How To Invest And Conclusion
There are limited ways for US investors to get exposure to Greece. The easiest way is through GREK, the ETF, which makes up the core of my position. The ETF offers investors broad exposure across the Greek market, and the ability to participate in what I expect to be a broad rally in Greek stocks. The industry breakdown of the ETF is below but core holdings are in the Banks, the major telecom company (Hellenic Telecom), the lottery company (OPAP) and shipping (Gaslog).
Source: Global X Funds
There are only a limited number of other options for US investors. While there are 20 Greek ADRs, almost all of them are in Shipping. For those more comfortable with increased risk then additional positions in the banks, especially Alpha Bank and Eurobank Ergasias that both trade on the OTC market, make attractive smaller positions around a GREK core.

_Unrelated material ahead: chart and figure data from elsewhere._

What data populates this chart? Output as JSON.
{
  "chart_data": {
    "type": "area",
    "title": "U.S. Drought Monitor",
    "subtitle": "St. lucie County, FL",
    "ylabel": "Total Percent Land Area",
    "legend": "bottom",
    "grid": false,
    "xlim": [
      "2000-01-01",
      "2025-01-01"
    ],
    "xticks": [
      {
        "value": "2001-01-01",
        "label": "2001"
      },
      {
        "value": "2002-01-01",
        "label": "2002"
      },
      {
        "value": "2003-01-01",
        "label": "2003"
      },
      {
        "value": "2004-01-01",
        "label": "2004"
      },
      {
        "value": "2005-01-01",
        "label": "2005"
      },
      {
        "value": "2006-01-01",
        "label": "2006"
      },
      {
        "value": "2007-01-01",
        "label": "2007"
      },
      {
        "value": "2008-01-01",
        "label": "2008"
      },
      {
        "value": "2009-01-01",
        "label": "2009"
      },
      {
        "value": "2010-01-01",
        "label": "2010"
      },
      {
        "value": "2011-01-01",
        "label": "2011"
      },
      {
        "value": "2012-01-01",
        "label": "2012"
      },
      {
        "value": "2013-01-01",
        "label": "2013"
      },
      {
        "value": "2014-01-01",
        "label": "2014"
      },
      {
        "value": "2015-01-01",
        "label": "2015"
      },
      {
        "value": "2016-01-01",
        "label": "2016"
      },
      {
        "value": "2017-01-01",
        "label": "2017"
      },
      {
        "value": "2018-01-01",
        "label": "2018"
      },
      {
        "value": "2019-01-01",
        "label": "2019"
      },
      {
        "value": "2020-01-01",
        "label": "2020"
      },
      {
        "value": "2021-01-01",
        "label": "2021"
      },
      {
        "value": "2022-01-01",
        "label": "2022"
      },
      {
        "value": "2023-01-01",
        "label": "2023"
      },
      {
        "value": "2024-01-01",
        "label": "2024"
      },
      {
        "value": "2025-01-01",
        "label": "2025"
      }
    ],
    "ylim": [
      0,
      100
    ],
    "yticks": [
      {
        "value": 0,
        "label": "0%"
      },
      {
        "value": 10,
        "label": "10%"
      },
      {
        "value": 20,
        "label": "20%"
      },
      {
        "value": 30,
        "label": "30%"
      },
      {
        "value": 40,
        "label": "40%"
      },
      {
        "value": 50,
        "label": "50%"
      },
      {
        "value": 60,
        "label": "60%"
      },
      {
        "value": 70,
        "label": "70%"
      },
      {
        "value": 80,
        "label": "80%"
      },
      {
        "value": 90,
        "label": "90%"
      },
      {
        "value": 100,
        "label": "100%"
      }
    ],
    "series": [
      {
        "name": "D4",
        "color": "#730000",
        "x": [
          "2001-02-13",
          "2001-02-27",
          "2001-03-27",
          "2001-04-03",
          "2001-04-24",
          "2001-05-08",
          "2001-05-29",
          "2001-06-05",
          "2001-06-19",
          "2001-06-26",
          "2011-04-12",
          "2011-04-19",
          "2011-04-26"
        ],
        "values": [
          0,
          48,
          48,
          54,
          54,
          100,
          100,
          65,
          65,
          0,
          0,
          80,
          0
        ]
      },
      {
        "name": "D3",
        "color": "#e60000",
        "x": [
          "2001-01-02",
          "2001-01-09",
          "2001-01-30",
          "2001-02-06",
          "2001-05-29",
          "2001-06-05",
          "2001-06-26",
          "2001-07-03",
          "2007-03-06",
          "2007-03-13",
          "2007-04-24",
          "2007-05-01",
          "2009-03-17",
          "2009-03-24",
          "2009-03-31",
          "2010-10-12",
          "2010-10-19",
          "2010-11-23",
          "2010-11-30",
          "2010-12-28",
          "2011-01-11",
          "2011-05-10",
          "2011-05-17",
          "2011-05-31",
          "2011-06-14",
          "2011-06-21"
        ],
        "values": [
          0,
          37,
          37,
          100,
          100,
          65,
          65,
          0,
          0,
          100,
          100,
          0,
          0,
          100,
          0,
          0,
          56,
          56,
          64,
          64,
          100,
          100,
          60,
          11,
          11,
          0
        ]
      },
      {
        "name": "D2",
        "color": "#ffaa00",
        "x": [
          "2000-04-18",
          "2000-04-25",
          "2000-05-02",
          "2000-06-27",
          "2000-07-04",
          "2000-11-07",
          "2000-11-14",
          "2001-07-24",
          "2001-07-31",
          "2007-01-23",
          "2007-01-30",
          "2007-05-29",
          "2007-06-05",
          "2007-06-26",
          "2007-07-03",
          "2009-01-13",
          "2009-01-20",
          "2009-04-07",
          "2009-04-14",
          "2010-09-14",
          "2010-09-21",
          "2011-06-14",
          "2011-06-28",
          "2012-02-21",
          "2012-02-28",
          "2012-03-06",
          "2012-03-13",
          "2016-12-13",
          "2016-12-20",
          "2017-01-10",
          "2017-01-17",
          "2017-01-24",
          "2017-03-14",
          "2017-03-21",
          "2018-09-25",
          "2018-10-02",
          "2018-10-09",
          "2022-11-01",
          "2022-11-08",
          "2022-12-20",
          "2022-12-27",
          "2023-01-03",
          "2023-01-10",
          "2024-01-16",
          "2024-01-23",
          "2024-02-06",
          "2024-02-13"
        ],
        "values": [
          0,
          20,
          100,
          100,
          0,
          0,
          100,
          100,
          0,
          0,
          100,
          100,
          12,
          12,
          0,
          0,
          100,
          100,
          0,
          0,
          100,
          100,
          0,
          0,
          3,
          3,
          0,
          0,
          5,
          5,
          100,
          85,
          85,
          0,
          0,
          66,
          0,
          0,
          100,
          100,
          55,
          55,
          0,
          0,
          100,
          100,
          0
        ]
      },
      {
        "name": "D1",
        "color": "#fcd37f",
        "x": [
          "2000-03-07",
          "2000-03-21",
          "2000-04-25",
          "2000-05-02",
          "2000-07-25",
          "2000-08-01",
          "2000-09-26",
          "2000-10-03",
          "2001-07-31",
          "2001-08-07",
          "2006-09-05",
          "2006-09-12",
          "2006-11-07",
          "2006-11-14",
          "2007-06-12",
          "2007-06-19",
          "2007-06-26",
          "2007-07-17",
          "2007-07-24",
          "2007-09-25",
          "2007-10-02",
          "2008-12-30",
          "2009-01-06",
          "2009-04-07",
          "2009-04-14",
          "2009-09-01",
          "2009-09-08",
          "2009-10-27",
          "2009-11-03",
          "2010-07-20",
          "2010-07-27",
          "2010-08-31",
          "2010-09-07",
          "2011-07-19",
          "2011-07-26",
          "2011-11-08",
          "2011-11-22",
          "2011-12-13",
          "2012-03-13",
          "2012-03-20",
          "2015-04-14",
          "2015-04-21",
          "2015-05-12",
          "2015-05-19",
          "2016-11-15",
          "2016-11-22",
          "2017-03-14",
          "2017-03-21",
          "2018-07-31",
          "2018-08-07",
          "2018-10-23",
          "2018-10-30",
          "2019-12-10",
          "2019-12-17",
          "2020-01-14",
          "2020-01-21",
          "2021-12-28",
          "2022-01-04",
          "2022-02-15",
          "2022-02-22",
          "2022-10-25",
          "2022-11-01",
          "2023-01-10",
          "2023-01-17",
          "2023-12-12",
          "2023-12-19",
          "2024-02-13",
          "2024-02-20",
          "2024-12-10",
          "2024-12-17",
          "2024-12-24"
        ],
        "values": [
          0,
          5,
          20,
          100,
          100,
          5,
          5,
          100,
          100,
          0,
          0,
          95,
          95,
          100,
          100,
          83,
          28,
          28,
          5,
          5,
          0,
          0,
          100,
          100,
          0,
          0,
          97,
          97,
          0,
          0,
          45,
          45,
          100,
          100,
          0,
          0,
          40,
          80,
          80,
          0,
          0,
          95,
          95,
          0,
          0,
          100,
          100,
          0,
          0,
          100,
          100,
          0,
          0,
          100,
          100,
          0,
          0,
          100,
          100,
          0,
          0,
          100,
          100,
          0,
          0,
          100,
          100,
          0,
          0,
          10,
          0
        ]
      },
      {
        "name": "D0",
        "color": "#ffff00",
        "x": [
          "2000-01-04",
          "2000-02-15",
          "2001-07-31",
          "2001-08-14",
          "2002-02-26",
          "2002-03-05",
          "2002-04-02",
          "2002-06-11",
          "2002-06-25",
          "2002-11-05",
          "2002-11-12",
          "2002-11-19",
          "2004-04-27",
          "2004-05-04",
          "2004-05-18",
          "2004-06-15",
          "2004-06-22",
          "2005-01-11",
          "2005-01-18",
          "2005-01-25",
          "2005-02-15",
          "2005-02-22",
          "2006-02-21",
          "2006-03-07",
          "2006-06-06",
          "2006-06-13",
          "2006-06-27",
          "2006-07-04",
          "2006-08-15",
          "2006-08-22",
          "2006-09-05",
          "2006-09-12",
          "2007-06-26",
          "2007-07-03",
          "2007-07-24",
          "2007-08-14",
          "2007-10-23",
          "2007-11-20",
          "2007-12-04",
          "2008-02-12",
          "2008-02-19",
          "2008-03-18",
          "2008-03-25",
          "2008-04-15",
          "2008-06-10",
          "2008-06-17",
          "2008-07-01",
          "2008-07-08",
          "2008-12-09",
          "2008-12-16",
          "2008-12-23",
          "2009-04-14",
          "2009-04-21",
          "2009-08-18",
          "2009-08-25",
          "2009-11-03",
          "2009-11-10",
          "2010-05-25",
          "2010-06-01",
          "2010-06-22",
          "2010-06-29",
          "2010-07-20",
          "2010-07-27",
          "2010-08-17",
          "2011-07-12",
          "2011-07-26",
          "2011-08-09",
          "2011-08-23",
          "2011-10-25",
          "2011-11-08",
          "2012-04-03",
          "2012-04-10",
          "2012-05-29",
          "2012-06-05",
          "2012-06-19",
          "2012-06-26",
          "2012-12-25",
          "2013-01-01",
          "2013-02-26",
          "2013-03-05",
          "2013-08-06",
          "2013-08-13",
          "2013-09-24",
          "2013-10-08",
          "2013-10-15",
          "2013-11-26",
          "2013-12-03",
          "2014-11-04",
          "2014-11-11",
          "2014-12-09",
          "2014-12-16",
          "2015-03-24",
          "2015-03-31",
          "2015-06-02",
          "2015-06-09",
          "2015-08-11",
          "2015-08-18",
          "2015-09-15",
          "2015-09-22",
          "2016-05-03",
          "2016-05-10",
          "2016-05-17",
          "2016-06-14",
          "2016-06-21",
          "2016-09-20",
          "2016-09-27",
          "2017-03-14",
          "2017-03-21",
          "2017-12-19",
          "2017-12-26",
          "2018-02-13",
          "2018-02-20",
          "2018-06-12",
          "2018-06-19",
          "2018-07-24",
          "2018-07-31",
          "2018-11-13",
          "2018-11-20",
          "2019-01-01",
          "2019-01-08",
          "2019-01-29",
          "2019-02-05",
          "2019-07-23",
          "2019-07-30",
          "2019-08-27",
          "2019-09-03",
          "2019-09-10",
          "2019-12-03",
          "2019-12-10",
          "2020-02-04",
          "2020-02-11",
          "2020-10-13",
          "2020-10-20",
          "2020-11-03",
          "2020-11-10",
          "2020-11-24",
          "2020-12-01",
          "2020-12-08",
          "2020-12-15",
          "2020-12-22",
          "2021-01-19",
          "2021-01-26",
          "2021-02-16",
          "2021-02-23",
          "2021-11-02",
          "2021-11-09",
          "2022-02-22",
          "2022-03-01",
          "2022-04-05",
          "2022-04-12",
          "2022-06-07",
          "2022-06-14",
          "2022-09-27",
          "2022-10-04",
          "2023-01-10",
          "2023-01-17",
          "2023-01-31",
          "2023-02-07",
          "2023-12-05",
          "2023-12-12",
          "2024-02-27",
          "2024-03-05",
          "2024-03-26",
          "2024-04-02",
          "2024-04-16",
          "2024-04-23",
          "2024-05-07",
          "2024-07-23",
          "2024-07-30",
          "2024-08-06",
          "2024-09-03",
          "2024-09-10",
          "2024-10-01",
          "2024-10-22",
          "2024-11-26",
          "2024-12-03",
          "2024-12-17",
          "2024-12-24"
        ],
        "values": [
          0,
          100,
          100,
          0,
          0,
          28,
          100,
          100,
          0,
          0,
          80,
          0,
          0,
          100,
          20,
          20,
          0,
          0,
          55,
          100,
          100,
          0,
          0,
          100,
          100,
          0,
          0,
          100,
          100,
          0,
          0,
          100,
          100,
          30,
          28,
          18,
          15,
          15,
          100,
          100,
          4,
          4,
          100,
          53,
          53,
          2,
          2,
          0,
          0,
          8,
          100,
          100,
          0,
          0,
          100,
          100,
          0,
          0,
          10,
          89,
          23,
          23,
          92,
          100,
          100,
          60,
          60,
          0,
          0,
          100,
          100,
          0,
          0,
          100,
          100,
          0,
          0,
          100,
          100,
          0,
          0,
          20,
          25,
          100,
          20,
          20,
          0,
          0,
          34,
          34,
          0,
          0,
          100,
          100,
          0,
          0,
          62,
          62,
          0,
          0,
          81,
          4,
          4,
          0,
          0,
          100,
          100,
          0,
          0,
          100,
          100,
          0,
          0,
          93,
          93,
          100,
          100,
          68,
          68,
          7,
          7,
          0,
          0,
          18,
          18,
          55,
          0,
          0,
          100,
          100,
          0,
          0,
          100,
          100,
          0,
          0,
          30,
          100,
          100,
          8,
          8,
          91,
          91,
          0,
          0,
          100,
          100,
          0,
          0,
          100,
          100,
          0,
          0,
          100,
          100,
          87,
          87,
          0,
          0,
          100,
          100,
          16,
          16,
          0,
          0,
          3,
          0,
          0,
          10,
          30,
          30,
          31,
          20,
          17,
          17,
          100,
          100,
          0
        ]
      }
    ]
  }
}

Greece is currently my largest position, reflecting my belief that it offers an outstanding dislocation opportunity; historical performance has been terrible, it's largely ignored, but valuation is very cheap and fundamentals and price have turned the corner. The Greek elections in 2019 offer a high probability opportunity to change the narrative that will persuade investors to give Greek investments another look.
Disclosure: I am/we are long GREK, EGFEY, ALBKY. I wrote this article myself, and it expresses my own opinions. I am not receiving compensation for it. I have no business relationship with any company whose stock is mentioned in this article.